Today, easy access to [BMLL’s] cloud-based, clean data allows firms to rapidly spin up compute resources, test ideas, and fail fast without heavy upfront investments. This acts as a significant force multiplier; one panellist noted their new data solution provided a 5x performance improvement, effectively turning one quantitative analyst into five.
Driving Innovation: Regime Analysis and Fragmented Liquidity
Firms are using BMLL’s granular, normalised data to conduct sophisticated market structure analyses that directly drive algorithmic product innovation:
Regime-based analysis: Brokers recognise that algorithms cannot be judged in a vacuum. Instead, they cluster market regimes by factoring in volatility spikes, spread widths, momentum, and imbalances to determine which algorithms and liquidity sources perform best under highly specific conditions.
New product launches: Deep analysis of order book build-ups and price formation into the close has enabled firms to successfully design and launch specialised algorithmic strategies tailored for closing auctions.
Discovering fragmented liquidity: In fragmented spaces like ETFs, comprehensive data allows brokers to stitch together the true liquidity landscape, proving to investors that high-quality liquidity exists on traditional lit screens, not just via bilateral risk platforms.

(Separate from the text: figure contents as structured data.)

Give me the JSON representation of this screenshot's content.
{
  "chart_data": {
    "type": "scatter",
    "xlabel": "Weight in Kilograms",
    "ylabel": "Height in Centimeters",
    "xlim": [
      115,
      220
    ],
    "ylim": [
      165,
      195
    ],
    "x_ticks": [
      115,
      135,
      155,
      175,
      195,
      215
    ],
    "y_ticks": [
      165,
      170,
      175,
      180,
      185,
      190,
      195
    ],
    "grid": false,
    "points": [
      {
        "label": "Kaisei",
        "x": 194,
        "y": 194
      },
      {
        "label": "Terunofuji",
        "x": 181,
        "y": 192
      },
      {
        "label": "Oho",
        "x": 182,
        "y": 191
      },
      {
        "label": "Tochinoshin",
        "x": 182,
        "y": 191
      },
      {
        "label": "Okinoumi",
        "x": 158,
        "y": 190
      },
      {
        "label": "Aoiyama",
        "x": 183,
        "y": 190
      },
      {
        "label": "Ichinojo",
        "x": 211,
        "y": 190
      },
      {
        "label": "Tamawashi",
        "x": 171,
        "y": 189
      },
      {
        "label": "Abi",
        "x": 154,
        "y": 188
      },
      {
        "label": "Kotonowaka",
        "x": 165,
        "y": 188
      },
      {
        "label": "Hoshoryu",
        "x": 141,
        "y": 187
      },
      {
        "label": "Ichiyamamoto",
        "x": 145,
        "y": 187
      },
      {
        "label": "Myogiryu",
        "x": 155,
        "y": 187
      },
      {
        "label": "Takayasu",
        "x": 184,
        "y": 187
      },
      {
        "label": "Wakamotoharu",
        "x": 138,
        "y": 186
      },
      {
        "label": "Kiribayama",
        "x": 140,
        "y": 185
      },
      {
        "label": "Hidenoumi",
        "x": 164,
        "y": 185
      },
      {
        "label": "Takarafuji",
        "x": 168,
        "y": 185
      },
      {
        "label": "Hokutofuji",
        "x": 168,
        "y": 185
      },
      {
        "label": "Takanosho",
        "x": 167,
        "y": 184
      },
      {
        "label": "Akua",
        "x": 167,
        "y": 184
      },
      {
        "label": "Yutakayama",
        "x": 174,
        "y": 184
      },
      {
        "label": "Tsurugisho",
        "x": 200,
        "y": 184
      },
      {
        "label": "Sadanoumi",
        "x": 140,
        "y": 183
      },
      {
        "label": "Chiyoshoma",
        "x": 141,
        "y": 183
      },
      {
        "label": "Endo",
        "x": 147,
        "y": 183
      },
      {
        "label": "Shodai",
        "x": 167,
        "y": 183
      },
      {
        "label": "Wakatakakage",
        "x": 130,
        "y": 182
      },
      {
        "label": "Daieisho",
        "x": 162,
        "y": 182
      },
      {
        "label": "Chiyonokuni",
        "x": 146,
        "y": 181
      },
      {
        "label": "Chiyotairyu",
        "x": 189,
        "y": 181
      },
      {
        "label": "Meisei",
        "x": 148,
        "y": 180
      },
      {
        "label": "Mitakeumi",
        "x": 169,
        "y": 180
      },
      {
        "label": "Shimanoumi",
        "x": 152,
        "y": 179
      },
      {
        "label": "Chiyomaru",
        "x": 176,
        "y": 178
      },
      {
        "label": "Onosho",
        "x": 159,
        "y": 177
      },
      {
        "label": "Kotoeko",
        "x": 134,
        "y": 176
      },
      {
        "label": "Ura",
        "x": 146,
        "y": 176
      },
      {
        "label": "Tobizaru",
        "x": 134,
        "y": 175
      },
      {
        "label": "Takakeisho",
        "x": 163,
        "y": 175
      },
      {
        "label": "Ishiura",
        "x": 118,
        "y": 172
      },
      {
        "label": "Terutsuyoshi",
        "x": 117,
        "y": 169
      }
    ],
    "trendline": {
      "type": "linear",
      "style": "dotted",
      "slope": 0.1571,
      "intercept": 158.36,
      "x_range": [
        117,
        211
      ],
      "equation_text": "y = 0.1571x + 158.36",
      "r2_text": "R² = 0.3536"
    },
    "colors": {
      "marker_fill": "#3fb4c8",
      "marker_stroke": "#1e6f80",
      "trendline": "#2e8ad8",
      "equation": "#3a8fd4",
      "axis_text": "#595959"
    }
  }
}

Bridging the Gap: Elevating the Broker-Client Partnership
Dynamic, clean data removes the traditional barriers between the buy-side trading desk and the sell-side. Rather than engaging in subjective debates over why a specific flow underperformed, brokers can proactively dive into the data to identify the exact root cause. For example, one firm quickly showed a client that their flow underperformed peers simply because they started sending orders earlier in the day when spreads were naturally wider. Additionally, this data is used to dynamically evaluate bilateral risk provider quotes, analysing fill rates to determine algorithm interactions based on broader order book health.
Ultimately, this transforms execution analytics into a collaborative partnership where the sell-side actively provides tools to optimise performance.
Looking Ahead: LLMs, Shared Languages, and AI
When asked about the future of the industry, panellists highlighted major frontiers defining the next generation of analytics:
A shared language: The industry struggles with an overly complex landscape. There is a strong desire for an agreed-upon standard for trade classification, allowing the sell-side and buy-side to finally speak the exact same language when discussing metrics like addressable volume.
AI and Large Language Models (LLMs): Integrating LLMs and Natural Language Processing (NLP) with structured market data will drastically lower barriers to entry. This allows non-technical users, such as heads of desks, to intuitively query complex execution data using plain English.
Deeper Machine Learning: Firms expect to lean heavily into advanced machine learning to provide deeper, more predictive execution analytics to clients.